When you generate a Patient Visit Summary, click “Save as…” to create a file. In the file type pull-down menu, you can choose either a PDF file or a C-CDA xml file.
Configuration, Include, Exclude: Your practice can set report defaults and make modifications to what appears in the Patient Visit Summary. The C-CDA will reflect your changes. Labs and orders that are marked to be private and not appear on patient reports will not be included in the C-CDA file.
Record that a Patient’s Family Declined the Patient Visit Summary
You can record when a patient or guardian declined to receive a Patient Visit Summary report for the day’s appointment.
Click on the Decline button to indicate the patient or guardian did not want the Patient Visit Summary.
Alternatively, you can click Decline inside the Patient Visit Summary window.
Why Would You Record That a Family Declined the Patient Visit Summary?: In order to meet Meaningful Use benchmarks or other mandate programs, your practice mght offer a Patient Visit Summary for each visit. Since the family may say, “no thanks”, you can click “Decline” to record their refusal and save the paper and ink for the report. PCC EHR will record the act of declining the report in the chart’s background event log. Your results on the Meaningful Use report will indicate that the family was offered the report.
Configure the Patient Visit Summary Report
Use the Patient Visit Summary Configuration tool to configure what will appear on the Patient Visit Summary by default.
Configure Which Office Contact Information Should Appear
First, you can set what location information should appear at the top of the visit summary. Should your practice’s location information appear, or the information for the visit’s scheduled location?
Configure Your Addresses: Your practice’s main address is configured in the Practice Information section of the Configuration Editor (ced
). You can edit your other location addresses in the Places of Service table in the Table Editor (ted
). Before you adjust this feature, you may want to review your Places of Service table and update addresses and phone numbers. Contact PCC Support for help with these Partner configuration tools.
Configure Problem List Notes
If your visit summary is going to include the patient’s problems from the Problem List, you can indicate whether the problem notes should appear as well.

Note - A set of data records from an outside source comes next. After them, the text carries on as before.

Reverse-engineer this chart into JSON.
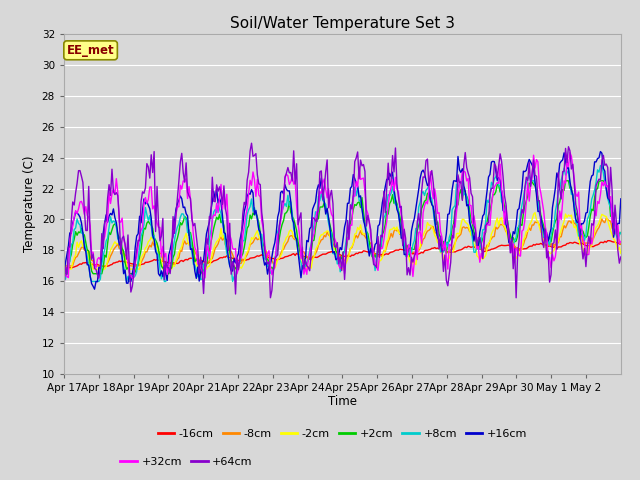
{
  "title": "Soil/Water Temperature Set 3",
  "ylabel": "Temperature (C)",
  "xlabel": "Time",
  "ylim": [
    10,
    32
  ],
  "yticks": [
    10,
    12,
    14,
    16,
    18,
    20,
    22,
    24,
    26,
    28,
    30,
    32
  ],
  "xtick_labels": [
    "Apr 17",
    "Apr 18",
    "Apr 19",
    "Apr 20",
    "Apr 21",
    "Apr 22",
    "Apr 23",
    "Apr 24",
    "Apr 25",
    "Apr 26",
    "Apr 27",
    "Apr 28",
    "Apr 29",
    "Apr 30",
    "May 1",
    "May 2"
  ],
  "background_color": "#d8d8d8",
  "plot_bg_color": "#d8d8d8",
  "grid_color": "#ffffff",
  "series": [
    {
      "label": "-16cm",
      "color": "#ff0000"
    },
    {
      "label": "-8cm",
      "color": "#ff8800"
    },
    {
      "label": "-2cm",
      "color": "#ffff00"
    },
    {
      "label": "+2cm",
      "color": "#00cc00"
    },
    {
      "label": "+8cm",
      "color": "#00cccc"
    },
    {
      "label": "+16cm",
      "color": "#0000cc"
    },
    {
      "label": "+32cm",
      "color": "#ff00ff"
    },
    {
      "label": "+64cm",
      "color": "#8800cc"
    }
  ],
  "watermark_text": "EE_met",
  "watermark_bg": "#ffff88",
  "watermark_border": "#888800",
  "watermark_text_color": "#880000",
  "figwidth": 6.4,
  "figheight": 4.8,
  "dpi": 100
}
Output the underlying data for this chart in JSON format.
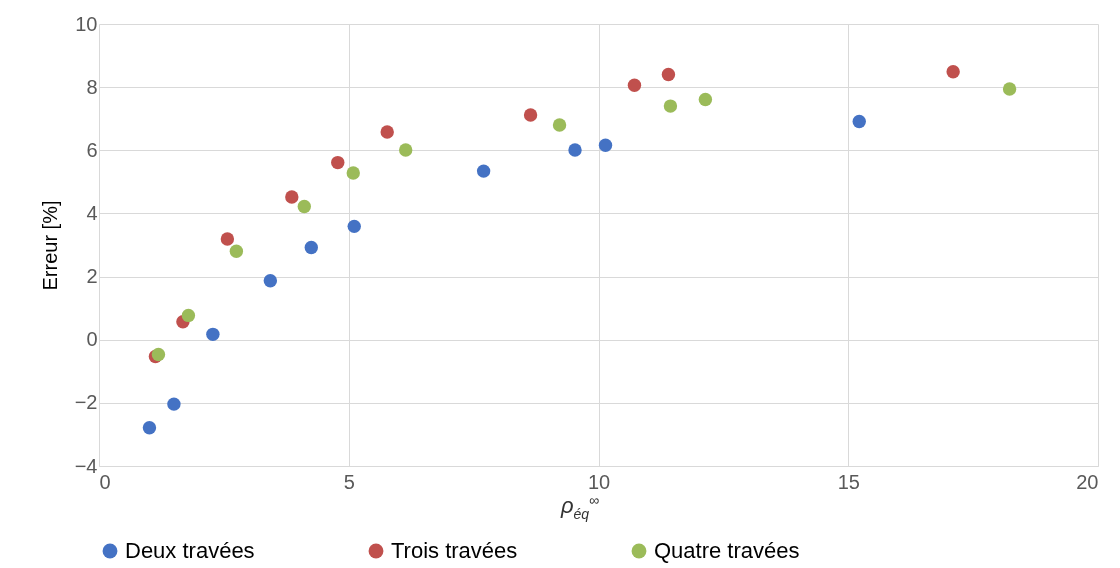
{
  "chart_data": {
    "type": "scatter",
    "xlabel": "ρ$_{éq}$$^{∞}$",
    "ylabel": "Erreur [%]",
    "xlim": [
      0,
      20
    ],
    "xticks": [
      0,
      5,
      10,
      15,
      20
    ],
    "ylim": [
      -4,
      10
    ],
    "yticks": [
      -4,
      -2,
      0,
      2,
      4,
      6,
      8,
      10
    ],
    "grid": true,
    "legend": "bottom",
    "marker": "circle",
    "series": [
      {
        "name": "Deux travées",
        "color": "#4472c4",
        "x": [
          1.01,
          1.5,
          2.28,
          3.43,
          4.25,
          5.11,
          7.7,
          9.53,
          10.14,
          15.22
        ],
        "values": [
          -2.79,
          -2.04,
          0.17,
          1.87,
          2.92,
          3.59,
          5.34,
          6.01,
          6.16,
          6.91
        ]
      },
      {
        "name": "Trois travées",
        "color": "#c0504d",
        "x": [
          1.13,
          1.68,
          2.57,
          3.86,
          4.78,
          5.77,
          8.64,
          10.72,
          11.4,
          17.1
        ],
        "values": [
          -0.53,
          0.57,
          3.19,
          4.52,
          5.61,
          6.58,
          7.12,
          8.06,
          8.4,
          8.49
        ]
      },
      {
        "name": "Quatre travées",
        "color": "#9bbb59",
        "x": [
          1.19,
          1.79,
          2.75,
          4.11,
          5.09,
          6.14,
          9.22,
          11.44,
          12.14,
          18.23
        ],
        "values": [
          -0.47,
          0.77,
          2.8,
          4.22,
          5.28,
          6.01,
          6.8,
          7.4,
          7.61,
          7.94
        ]
      }
    ]
  }
}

Customize Other Report Content
You can configure what visit information and other patient information should appear on the visit summary.
For example, your practice may want future appointments and orders to appear, but you may decide that allergies and care plan information should not appear on the default Patient Visit Summary. Also, if your practice uses the Patient Visit Summary as a lab requisition form, or to communicate encounter information with other third-parties, you may want to check the “Display ICD-10” checkbox.
Customization Does Not Override Confidential Orders: The customization features allow you to display or hide orders from the Patient Visit Summary report. However, if a specific order’s “Include on Patient Reports” checkbox is deselected, that order will not appear on the Patient Visit Summary even when Orders are selected.
Configure Chief Complaint and Clinical Instructions
If you would like the visit’s Chief Complaint or Clinical Instructions to appear on the Patient Visit Summary report, you must configure which chart note components your practice uses to track that information during a visit.
In the example above, the practice indicated that any charted information in the generic Chief Complaint or custom “Chief Complaint–asthma” components should appear as the patient’s Chief Complaint on the Patient Visit Summary report. The practice has also indicated two different Plan components that should appear as Clinical Instructions.
You can add or remove any chart note components that you would like to appear on the Patient Visit Summary report as Chief Complaint or as Clinical Instructions. When you generate the report, PCC EHR will use any information it finds in the assigned components for the visit.